Why is it that as we get closer to the things of the Lord doubt beings to slip in?

It’s like there are all these years of following and searching and building and hoping and praying… And then right as you can feel the pulse of things starting to come together in a real way, doubt sneaks in. He sticks his head into your mind and says, “But what if? What if you’re wrong? What if it’s not going to happen? What if you’re waisting your time? What if you get disappointed and have to stop completely?”

Actually, now that I think about it, doubt in my life is always a “what if?” But then the words of God are never a “what if?” Actually I don’t think I’ve ever heard God speak in terms of “what if?” He’s a pretty concrete dude…. With many sides and angles, but He’s never there to lead us into a place of “what if?”

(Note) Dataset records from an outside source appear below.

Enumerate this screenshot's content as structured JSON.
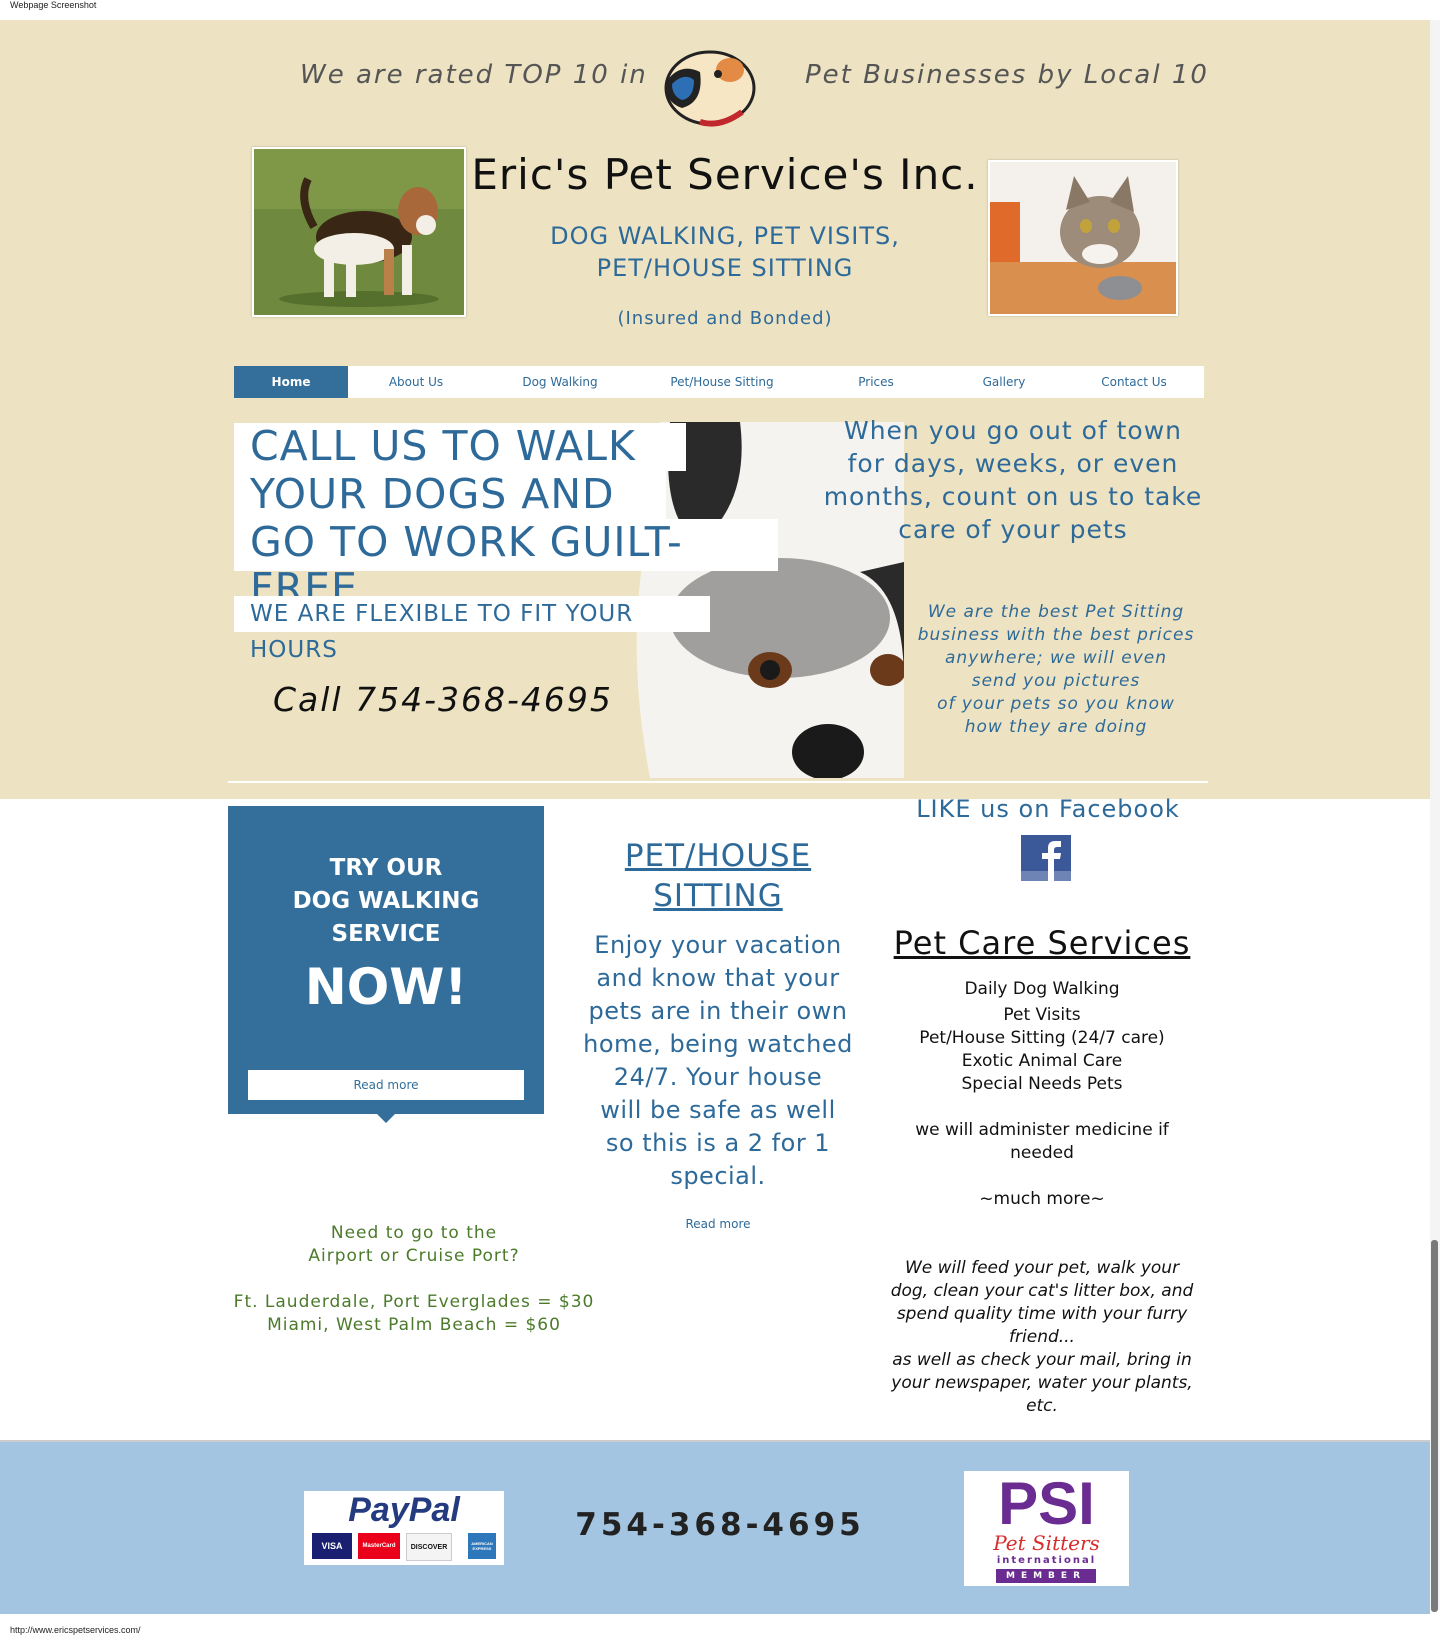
{
  "browser": {
    "caption": "Webpage Screenshot",
    "url": "http://www.ericspetservices.com/"
  },
  "header": {
    "rated_left": "We are rated TOP 10 in",
    "rated_right": "Pet Businesses by Local 10",
    "title": "Eric's Pet Service's Inc.",
    "services_line1": "DOG WALKING, PET VISITS,",
    "services_line2": "PET/HOUSE SITTING",
    "insured": "(Insured and Bonded)"
  },
  "nav": {
    "items": [
      "Home",
      "About Us",
      "Dog Walking",
      "Pet/House Sitting",
      "Prices",
      "Gallery",
      "Contact Us"
    ],
    "active": "Home"
  },
  "hero": {
    "line1": "CALL US TO WALK",
    "line2": "YOUR DOGS AND",
    "line3": "GO TO WORK GUILT-FREE",
    "flexible": "WE ARE FLEXIBLE TO FIT YOUR HOURS",
    "call": "Call 754-368-4695",
    "out_of_town": [
      "When you go out of town",
      "for days, weeks, or even",
      "months, count on us to take",
      "care of your pets"
    ],
    "best": [
      "We are the best Pet Sitting",
      "business with the best prices",
      "anywhere; we will even",
      "send you pictures",
      "of your pets so you know",
      "how they are doing"
    ]
  },
  "promo": {
    "try_lines": [
      "TRY OUR",
      "DOG WALKING",
      "SERVICE"
    ],
    "now": "NOW!",
    "read_more": "Read more"
  },
  "airport": {
    "lines": [
      "Need to go to the",
      "Airport or Cruise Port?",
      "",
      "Ft. Lauderdale, Port Everglades = $30",
      "Miami, West Palm Beach = $60"
    ]
  },
  "sitting": {
    "heading1": "PET/HOUSE",
    "heading2": "SITTING",
    "body": [
      "Enjoy your vacation",
      "and know that your",
      "pets are in their own",
      "home, being watched",
      "24/7.  Your house",
      "will be safe as well",
      "so this is a 2 for 1",
      "special."
    ],
    "read_more": "Read more"
  },
  "facebook": {
    "label": "LIKE us on Facebook"
  },
  "services": {
    "heading": "Pet Care Services",
    "items": [
      "Daily Dog Walking",
      "Pet Visits",
      "Pet/House Sitting (24/7 care)",
      "Exotic Animal Care",
      "Special Needs Pets"
    ],
    "medicine": [
      "we will administer medicine if",
      "needed"
    ],
    "more": "~much more~",
    "feed": [
      "We will feed your pet, walk your",
      "dog, clean your cat's litter box, and",
      "spend quality time with your furry",
      "friend...",
      "as well as check your mail, bring in",
      "your newspaper, water your plants,",
      "etc."
    ]
  },
  "footer": {
    "paypal": "PayPal",
    "cards": [
      "VISA",
      "MasterCard",
      "DISCOVER",
      "AMERICAN EXPRESS"
    ],
    "phone": "754-368-4695",
    "psi": "PSI",
    "psi_sub1": "Pet Sitters",
    "psi_sub2": "international",
    "psi_member": "MEMBER"
  }
}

So how do I combat the “what if?” Well I believe I fight it with the truth God has actually spoken into my heart and life over the years. And then I choose to stay really close to Him and His voice in moments like this. Because, in truth, I want what He wants because I know it is good and prosperous and for His Kingdom alone.

Relentless Self-Discipline

I’ve been told for the better half of my life that I have a lot of “self-discipline.” And while I’ve always attributed it to my father’s example in my life, in this moment I’m realizing something new…

You see I believe that in order to be self-disciplined you have to have something in you that relentlessly won’t give up. For me, that relentless is the Holy Spirit because He’s never given up on me or abandoned me. He simply believes in me because He sees me for who I really am. He sees the depth of my heart and who I can become if I continue to follow Him with my entire heart.

And I guess what I’m trying to say is that I’ve been so wrong over the years… Because my self-discipline comes from the imprint the Holy Spirit has left inside of me. And though God is a bit chaotic, there is also an extreme balance to Him that cries for order. So, if you’re looking to become more of a self-disciplined person, then walk a little closer to the Holy Spirit. Get really up close and personal with His infallible love and determination to see you become all that He’s created you to be as you cultivate life!